Projects used in live service on Lycos site:
  • Product-level targeted ads: Given a user's search query, present a customized ad recommending individual products or groups of products from an advertiser's inventory. Increased referrals to Barnes & Noble.com by over 300%. 3,000 lines of Gawk and C-shell scripts.
  Uses domain knowledge to match query to inventory "intelligently". To meet run-time requirements, anticipates all queries that might plausibly be asked about the inventory, and precomputes best responses off-line.
  • Classification into a very large (400,000-node) hierarchy: Given a user's search query, find the topics in the hierarchy that are most relevant, as well as the most relevant documents stored under each topic. Increased clickthroughs on topics by 20%. 10,000 lines of C.
Applies novel taxonomic reasoning rules to generalize and prune the set of candidate topics returned, and to overcome spam and other artifacts.
  • Tours of web sites: Present an automatically-advancing sequence of web sites to users. Spawned two high-page-view products: Lycos Celebrity Slide Shows, and Matchmaker Member Photo Previews. 3,000 lines of HTML and client-side JavaScript. Two-person team.
Includes prefetching of web sites, automatic tour pausing if the user clicks on a site in the tour, and a DHTML-based drag-and-drop editor that allows users to create their own tours without downloads.

Infrastructure projects:
  • Search engine evaluation: Developed: (1) Automated method that detects variations in search-result quality over time; (2) System that lets humans do blind evaluation of search results. Tests became part of Lycos's standard "Service Level Agreement" contract with search providers. Automated method is 2,000 lines of Gawk and C-shell scripts. Blind evaluation is 3,000 lines of Jscript.
Automated method leverages human judgements of search-result quality to the extent that they are already available (in indirect form) on the web.
  • Author classifier: Determine whether a user's query is for a book author. Used for generating a weekly report for Barnes & Noble.com on trends in author popularity. 3,000 lines of Perl, Gawk, and C-Shell scripts.
Compiles an extensive author list through information extraction from the web. Includes name-matching heuristics, spelling correction, and filtering of "quasi-authors".
  • Alteration Server: Infrastructure for creating and serving altered versions of web pages on-the-fly. Enables controlled experiments to be run in live service, thus allowing page design and content to be continually improved. 200 lines of Jscript, 2,000 lines of C, and 1,500 lines of Mod Perl. Two-person team.
Modular architecture works for any server environment. Typically adds just 80-100 millisecs to serve a variant of a page.
  • User profile cookie: Lightweight algorithm for building up a profile of each user’s interests, thus enabling personalization throughout the site. 400 lines of C.
Approximates recency/frequency counts for the user's visits to different parts of the site so as to minimize cookie size while maintaining a transparent representation.
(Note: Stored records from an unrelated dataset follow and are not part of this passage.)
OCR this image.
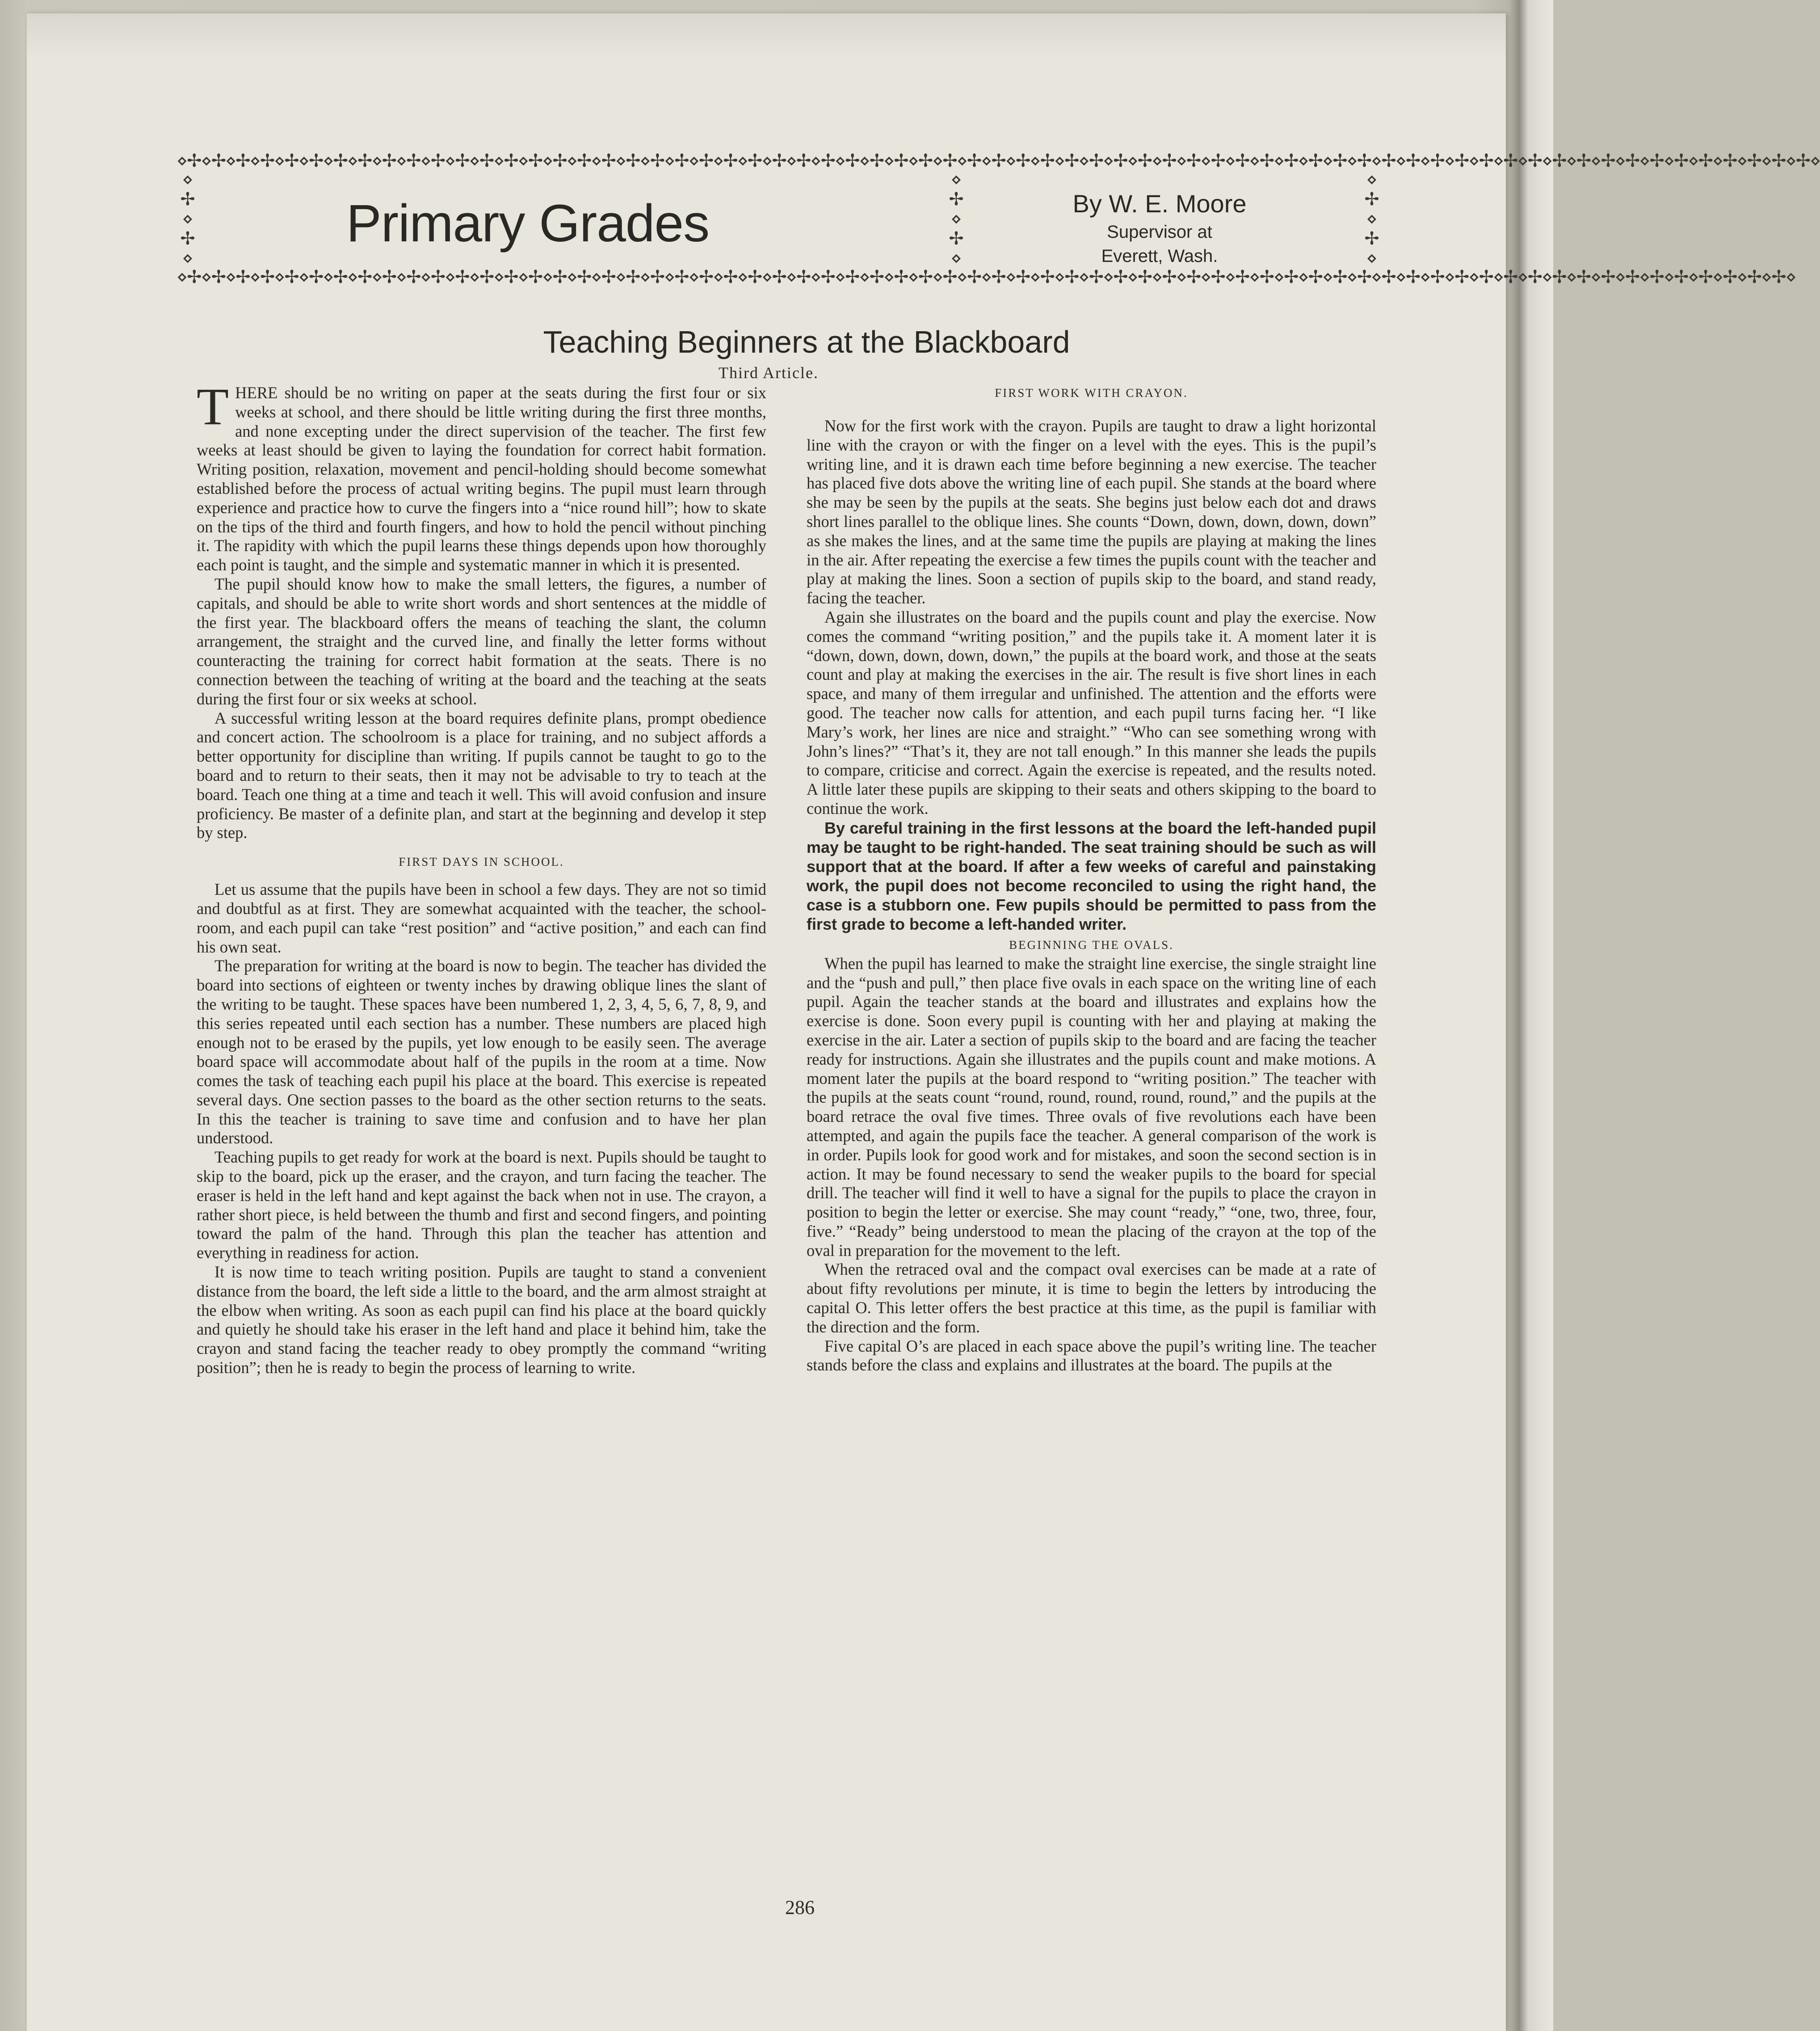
⋄✢⋄✢⋄✢⋄✢⋄✢⋄✢⋄✢⋄✢⋄✢⋄✢⋄✢⋄✢⋄✢⋄✢⋄✢⋄✢⋄✢⋄✢⋄✢⋄✢⋄✢⋄✢⋄✢⋄✢⋄✢⋄✢⋄✢⋄✢⋄✢⋄✢⋄✢⋄✢⋄✢⋄✢⋄✢⋄✢⋄✢⋄✢⋄✢⋄✢⋄✢⋄✢⋄✢⋄✢⋄✢⋄✢⋄✢⋄✢⋄✢⋄✢⋄✢⋄✢⋄✢⋄✢⋄✢⋄✢⋄✢⋄✢⋄✢⋄✢⋄✢⋄✢⋄✢⋄✢⋄✢⋄✢⋄✢⋄
⋄✢⋄✢⋄✢⋄✢⋄✢⋄✢⋄✢⋄✢⋄✢⋄✢⋄✢⋄✢⋄✢⋄✢⋄✢⋄✢⋄✢⋄✢⋄✢⋄✢⋄✢⋄✢⋄✢⋄✢⋄✢⋄✢⋄✢⋄✢⋄✢⋄✢⋄✢⋄✢⋄✢⋄✢⋄✢⋄✢⋄✢⋄✢⋄✢⋄✢⋄✢⋄✢⋄✢⋄✢⋄✢⋄✢⋄✢⋄✢⋄✢⋄✢⋄✢⋄✢⋄✢⋄✢⋄✢⋄✢⋄✢⋄✢⋄✢⋄✢⋄✢⋄✢⋄✢⋄✢⋄✢⋄✢⋄
⋄✢⋄✢⋄
⋄✢⋄✢⋄
⋄✢⋄✢⋄
Primary Grades	By W. E. Moore
Supervisor at
Everett, Wash.
Teaching Beginners at the Blackboard
Third Article.

THERE should be no writing on paper at the seats during the first four or six weeks at school, and there should be little writing during the first three months, and none excepting under the direct supervision of the teacher. The first few weeks at least should be given to laying the foundation for correct habit formation. Writing position, relaxation, movement and pencil-holding should become somewhat established before the process of actual writing begins. The pupil must learn through experience and practice how to curve the fingers into a “nice round hill”; how to skate on the tips of the third and fourth fingers, and how to hold the pencil without pinching it. The rapidity with which the pupil learns these things depends upon how thoroughly each point is taught, and the simple and systematic manner in which it is presented.

The pupil should know how to make the small letters, the figures, a number of capitals, and should be able to write short words and short sentences at the middle of the first year. The blackboard offers the means of teaching the slant, the column arrangement, the straight and the curved line, and finally the letter forms without counteracting the training for correct habit formation at the seats. There is no connection between the teaching of writing at the board and the teaching at the seats during the first four or six weeks at school.

A successful writing lesson at the board requires definite plans, prompt obedience and concert action. The schoolroom is a place for training, and no subject affords a better opportunity for discipline than writing. If pupils cannot be taught to go to the board and to return to their seats, then it may not be advisable to try to teach at the board. Teach one thing at a time and teach it well. This will avoid confusion and insure proficiency. Be master of a definite plan, and start at the beginning and develop it step by step.

FIRST DAYS IN SCHOOL.

Let us assume that the pupils have been in school a few days. They are not so timid and doubtful as at first. They are somewhat acquainted with the teacher, the school-room, and each pupil can take “rest position” and “active position,” and each can find his own seat.

The preparation for writing at the board is now to begin. The teacher has divided the board into sections of eighteen or twenty inches by drawing oblique lines the slant of the writing to be taught. These spaces have been numbered 1, 2, 3, 4, 5, 6, 7, 8, 9, and this series repeated until each section has a number. These numbers are placed high enough not to be erased by the pupils, yet low enough to be easily seen. The average board space will accommodate about half of the pupils in the room at a time. Now comes the task of teaching each pupil his place at the board. This exercise is repeated several days. One section passes to the board as the other section returns to the seats. In this the teacher is training to save time and confusion and to have her plan understood.

Teaching pupils to get ready for work at the board is next. Pupils should be taught to skip to the board, pick up the eraser, and the crayon, and turn facing the teacher. The eraser is held in the left hand and kept against the back when not in use. The crayon, a rather short piece, is held between the thumb and first and second fingers, and pointing toward the palm of the hand. Through this plan the teacher has attention and everything in readiness for action.

It is now time to teach writing position. Pupils are taught to stand a convenient distance from the board, the left side a little to the board, and the arm almost straight at the elbow when writing. As soon as each pupil can find his place at the board quickly and quietly he should take his eraser in the left hand and place it behind him, take the crayon and stand facing the teacher ready to obey promptly the command “writing position”; then he is ready to begin the process of learning to write.

FIRST WORK WITH CRAYON.

Now for the first work with the crayon. Pupils are taught to draw a light horizontal line with the crayon or with the finger on a level with the eyes. This is the pupil’s writing line, and it is drawn each time before beginning a new exercise. The teacher has placed five dots above the writing line of each pupil. She stands at the board where she may be seen by the pupils at the seats. She begins just below each dot and draws short lines parallel to the oblique lines. She counts “Down, down, down, down, down” as she makes the lines, and at the same time the pupils are playing at making the lines in the air. After repeating the exercise a few times the pupils count with the teacher and play at making the lines. Soon a section of pupils skip to the board, and stand ready, facing the teacher.

Again she illustrates on the board and the pupils count and play the exercise. Now comes the command “writing position,” and the pupils take it. A moment later it is “down, down, down, down, down,” the pupils at the board work, and those at the seats count and play at making the exercises in the air. The result is five short lines in each space, and many of them irregular and unfinished. The attention and the efforts were good. The teacher now calls for attention, and each pupil turns facing her. “I like Mary’s work, her lines are nice and straight.” “Who can see something wrong with John’s lines?” “That’s it, they are not tall enough.” In this manner she leads the pupils to compare, criticise and correct. Again the exercise is repeated, and the results noted. A little later these pupils are skipping to their seats and others skipping to the board to continue the work.

By careful training in the first lessons at the board the left-handed pupil may be taught to be right-handed. The seat training should be such as will support that at the board. If after a few weeks of careful and painstaking work, the pupil does not become reconciled to using the right hand, the case is a stubborn one. Few pupils should be permitted to pass from the first grade to become a left-handed writer.

BEGINNING THE OVALS.

When the pupil has learned to make the straight line exercise, the single straight line and the “push and pull,” then place five ovals in each space on the writing line of each pupil. Again the teacher stands at the board and illustrates and explains how the exercise is done. Soon every pupil is counting with her and playing at making the exercise in the air. Later a section of pupils skip to the board and are facing the teacher ready for instructions. Again she illustrates and the pupils count and make motions. A moment later the pupils at the board respond to “writing position.” The teacher with the pupils at the seats count “round, round, round, round, round,” and the pupils at the board retrace the oval five times. Three ovals of five revolutions each have been attempted, and again the pupils face the teacher. A general comparison of the work is in order. Pupils look for good work and for mistakes, and soon the second section is in action. It may be found necessary to send the weaker pupils to the board for special drill. The teacher will find it well to have a signal for the pupils to place the crayon in position to begin the letter or exercise. She may count “ready,” “one, two, three, four, five.” “Ready” being understood to mean the placing of the crayon at the top of the oval in preparation for the movement to the left.

When the retraced oval and the compact oval exercises can be made at a rate of about fifty revolutions per minute, it is time to begin the letters by introducing the capital O. This letter offers the best practice at this time, as the pupil is familiar with the direction and the form.

Five capital O’s are placed in each space above the pupil’s writing line. The teacher stands before the class and explains and illustrates at the board. The pupils at the

286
Other projects and responsibilities:
  • Data mining: Numerous data-mining projects, including analysis of user habituation, association of keywords with web pages, and demonstration that a particular ad deal was eroding the Lycos user base. This last demonstration was the basis for Lycos’s discontinuation of the deal.
  • Lycos Innovation Committee: Chairman of Committee. Responsible for collecting, evaluating, and processing patent disclosures from Lycos employees.
  • Technical due diligence: Evaluated technology of a few dozen companies for potential partnerships or acquisitions.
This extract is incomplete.